The relationship between hairdresser and client is an intricate one. Hairdressers play many roles and represent different things to different people -confidante, confessor, parent, relative, therapist, and on and on. A world-famous psychiatrist used to tell me that sitting in my salon waiting to get a haircut, listening carefully to all the various conversations swirling around her, she'd heard things being discussed that would have taken years to be revealed to her in her practice. Not all hairdresser/client relationships have an immediate "chemistry;" most have to be worked on and developed over time. As in all relationships, listening empathically to each other is key. I personally view each individual as a work in progress, which enables me to create a viable style agenda -a kind of personal database of styles that I use and can constantly hone and refer to over our collaboration.

It is hard for a hairdresser not to get personally involved with his or her client. The physical intimacy of the "laying on of scissors" and the close proximity of chair to stylist make it almost an inevitability. Over time, a friendship usually evolves, and mutual information is exchanged that can be, by turns, revealing and potentially embarrassing. I've been fortunate in attracting a large and eclectic clientele over the years, many interesting and important people coming from diverse walks of life.
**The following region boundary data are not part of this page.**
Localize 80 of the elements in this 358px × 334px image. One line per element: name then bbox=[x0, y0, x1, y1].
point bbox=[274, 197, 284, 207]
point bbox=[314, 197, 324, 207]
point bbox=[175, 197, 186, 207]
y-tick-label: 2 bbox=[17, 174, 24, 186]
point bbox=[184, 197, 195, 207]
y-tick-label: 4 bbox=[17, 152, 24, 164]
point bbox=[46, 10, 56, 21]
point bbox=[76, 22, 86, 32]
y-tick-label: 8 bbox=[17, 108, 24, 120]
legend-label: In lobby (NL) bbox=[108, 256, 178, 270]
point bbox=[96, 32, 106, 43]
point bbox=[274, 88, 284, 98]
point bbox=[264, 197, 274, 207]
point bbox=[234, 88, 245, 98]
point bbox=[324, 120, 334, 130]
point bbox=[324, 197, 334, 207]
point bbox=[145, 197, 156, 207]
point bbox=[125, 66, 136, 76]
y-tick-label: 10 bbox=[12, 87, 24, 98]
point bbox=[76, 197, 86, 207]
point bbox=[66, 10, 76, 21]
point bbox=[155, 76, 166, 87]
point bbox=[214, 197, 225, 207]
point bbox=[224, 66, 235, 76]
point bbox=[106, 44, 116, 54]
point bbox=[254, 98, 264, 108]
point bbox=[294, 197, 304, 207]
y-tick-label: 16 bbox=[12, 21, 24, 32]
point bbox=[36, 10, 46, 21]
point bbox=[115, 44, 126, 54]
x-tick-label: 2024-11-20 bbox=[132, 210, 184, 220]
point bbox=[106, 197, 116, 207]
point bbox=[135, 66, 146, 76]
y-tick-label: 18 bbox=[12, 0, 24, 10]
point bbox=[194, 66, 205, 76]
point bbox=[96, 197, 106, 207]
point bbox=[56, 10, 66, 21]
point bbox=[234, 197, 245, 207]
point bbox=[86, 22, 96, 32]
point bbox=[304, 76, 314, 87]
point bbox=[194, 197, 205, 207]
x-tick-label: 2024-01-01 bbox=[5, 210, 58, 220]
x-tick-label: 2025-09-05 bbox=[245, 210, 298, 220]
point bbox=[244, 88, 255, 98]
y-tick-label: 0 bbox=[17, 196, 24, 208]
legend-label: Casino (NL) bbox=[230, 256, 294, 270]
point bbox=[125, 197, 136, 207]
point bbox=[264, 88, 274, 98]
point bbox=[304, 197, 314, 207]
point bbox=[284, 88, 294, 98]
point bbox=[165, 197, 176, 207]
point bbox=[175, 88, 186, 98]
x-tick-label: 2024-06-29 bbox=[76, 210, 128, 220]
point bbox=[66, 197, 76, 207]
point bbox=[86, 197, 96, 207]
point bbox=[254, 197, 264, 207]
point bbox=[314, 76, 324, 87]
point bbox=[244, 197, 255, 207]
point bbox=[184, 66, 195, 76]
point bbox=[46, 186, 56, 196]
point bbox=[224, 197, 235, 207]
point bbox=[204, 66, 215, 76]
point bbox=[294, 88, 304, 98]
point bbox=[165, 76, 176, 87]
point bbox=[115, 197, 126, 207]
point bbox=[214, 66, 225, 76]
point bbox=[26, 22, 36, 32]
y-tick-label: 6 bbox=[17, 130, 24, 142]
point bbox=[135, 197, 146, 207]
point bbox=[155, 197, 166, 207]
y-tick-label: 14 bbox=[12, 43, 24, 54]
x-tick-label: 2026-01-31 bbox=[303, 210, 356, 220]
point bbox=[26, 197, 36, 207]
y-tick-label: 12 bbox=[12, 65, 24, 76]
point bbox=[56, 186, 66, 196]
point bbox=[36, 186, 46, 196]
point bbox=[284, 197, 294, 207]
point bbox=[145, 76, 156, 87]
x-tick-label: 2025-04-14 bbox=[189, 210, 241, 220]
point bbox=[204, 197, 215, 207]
Even though I did not take an "oath of silence," I have always felt an obligation to maintain a low gossip profile, being careful not to indulge or divulge and keeping the focus where it belongs, on the creative part.

However, given all the perils intrinsic to the situation, the mutual benefits surely outweigh the risks. The exchange of information that takes place on all levels -conversation, good feelings, and the "new look" -can be transcendental for both parties. I call it the "beauty agreement." Many times when I have finished doing someone's hair, they leave my chair with a different sense of themselves -and with their mood elevated without recourse to Prozac. I believe that special, upbeat mood change is deservedů that it is part of the beauty salon experience, part of the promise. People will go to great lengths -travel far and pay a great deal of money for it. I have always tried to acknowledge and honor my partnership in this intangible beauty agreement.

Endings are often an inevitable, often painful part of relationships, and especially so in the volatile beauty business. Hairdressers move from salon to salon like planets in their spheres, as do their clients, orbiting from stylist to stylist. Certainly at this juncture, in Manhattan, circa A.D. 2000, there is very little sense of loyalty in the community. This lack of permanence ultimately affects the stylist's attitude to the ever-shifting scene, and hence the client. Being able to let go of clients when the moment comes is as important as keeping them close until that time. I have always believed in an open door attitude, so that people can leave and return comfortable -and they do!